What finally tipped the scales was the slow realisation that for a while, my only relationship with my so-called  maker had been one of deal-making. Trading. As in, ``God, please let me pass this Math exam and I will visit you in Tirupati.'' Or, ``Please let me become the editor of the campus rag and I will sing your praises in Guruvayoor.`` I chanted all the Sanskrit shlokas that my grandmother made us kids recite every sundown when we were at her house in Palghat; I recited them sans effort and sans understanding. Trips to the many temples bored the life out of me. Religion, the way I saw it, (and the way I see it now), seemed nothing but a thin mask wrapping up the moral codes that a civilised society deems so necessary.

Over the years, the antipathy, the  intensity has lost its edge.

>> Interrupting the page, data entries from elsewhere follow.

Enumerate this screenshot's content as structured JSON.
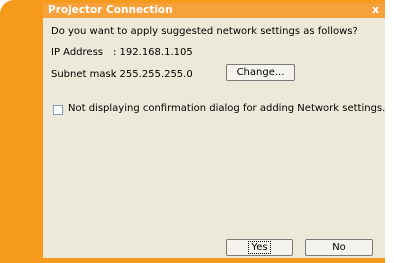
{
  "window": {
    "title": "Projector Connection",
    "close_icon": "close-icon",
    "close_glyph": "x"
  },
  "dialog": {
    "prompt": "Do you want to apply suggested network settings as follows?",
    "ip_label": "IP Address",
    "ip_value": ": 192.168.1.105",
    "subnet_label": "Subnet mask",
    "subnet_value": ": 255.255.255.0",
    "change_button": "Change...",
    "checkbox_label": "Not displaying confirmation dialog for adding Network settings.",
    "checkbox_checked": false,
    "yes_button": "Yes",
    "no_button": "No"
  },
  "colors": {
    "frame_accent": "#f59a1a",
    "dialog_background": "#ece9d8"
  }
}
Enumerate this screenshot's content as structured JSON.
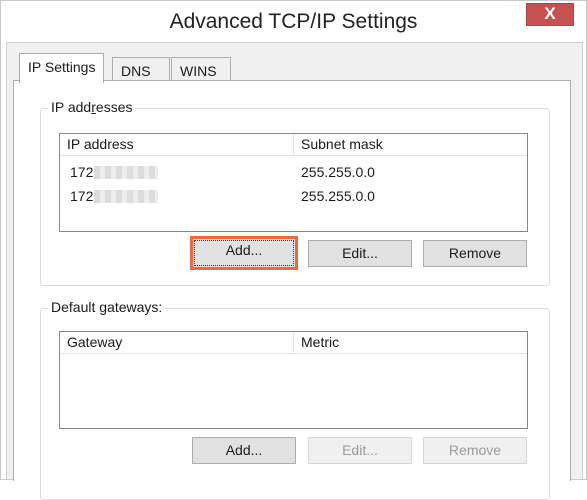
{
  "window": {
    "title": "Advanced TCP/IP Settings",
    "close_glyph": "X"
  },
  "tabs": [
    {
      "label": "IP Settings",
      "active": true
    },
    {
      "label": "DNS",
      "active": false
    },
    {
      "label": "WINS",
      "active": false
    }
  ],
  "ip_addresses": {
    "group_label": "IP addresses",
    "columns": [
      "IP address",
      "Subnet mask"
    ],
    "rows": [
      {
        "ip_prefix": "172",
        "subnet": "255.255.0.0"
      },
      {
        "ip_prefix": "172",
        "subnet": "255.255.0.0"
      }
    ],
    "buttons": {
      "add": "Add...",
      "edit": "Edit...",
      "remove": "Remove"
    }
  },
  "gateways": {
    "group_label": "Default gateways:",
    "columns": [
      "Gateway",
      "Metric"
    ],
    "buttons": {
      "add": "Add...",
      "edit": "Edit...",
      "remove": "Remove"
    }
  },
  "colors": {
    "close_button": "#c75050",
    "focus_highlight": "#ef6a3a"
  },
  "icons": {
    "close": "close-icon"
  }
}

I still do not believe but now it is my private credo, if you'll pardon the play on the word.I readily accompany my mother to temples. In fact, I quite enjoy going to temples in my native Kerala and have written  several pilgrimage tourism articles with much enthusiasm. When the collection box comes around, I give. When people, their faces lit with the incandescence of belief,  talk to me of `inexplicable miracles,` of how their faith has seen them through tough times, I do not try to disabuse them of their convictions.

People do not realise that giving up one's belief is difficult. Religion, spirituality, the ability to surrender oneself to a divine faith is, I think, easier than not having any kind of outside prop. Let me rephrase that: having someone to lean on is easier that facing adversity all alone. It must be so comforting to know that one's life is pre-ordained, that what is happening is willed by a superior power. We who do not believe, cannot afford the luxury of such beliefs. We know that we bear sole responsibility for the way our lives will be shaped in the future. We stand on a lonely shore. Agreed, we have resolved to stand alone on that shore but it still is lonely for all that.

Since my unbelief makes all but the closest of my friends uncomfortable, I do not rise to the endless and all too obvious bits of bait disguised as discussion, argument and debate which are thrown my way. To many people, atheism acts like a red rag, they are threatened by it. Many times, I have to bite hard on the bullet; I am all too tempted to point out to them that my lack of belief is as hard won  as their faith. That I did not wake up one fine day and decide I wasn't going to believe in God any longer. That it is my choice, and I am not influenced by any author, philosopher, rationalist. That having come to unbelief via the hard path, I am not likely to switch sides now.

At times like these, I would like to point out that religion really is a divisive force. It pits Hindu against Christian; Christian against Muslim and Muslim against Sikh. It is intra-divisive, too, pitting Shias against Sunnis, Shaivites against Vaishnavites, Catholics against Protestants. Holy books are interpreted to suit short-term and subversive needs. People are attacked, killed places of belief are desecrated. Back in the old days when holy warriors took to the streets, swords flashing, they called it the Crusades. Now, it is jihad. The names change but the violence remains, obscuring the real demons hiding in the fog ---poverty, illiteracy, fanaticism.

I am at peace with my unbelief and I respect others` right to believe. I only wish they would, in turn, respect my right to my unbelief.

All these years later, I have changed only the word `non-belief ` to `unbelief. The latter word represents my state of mind more strongly.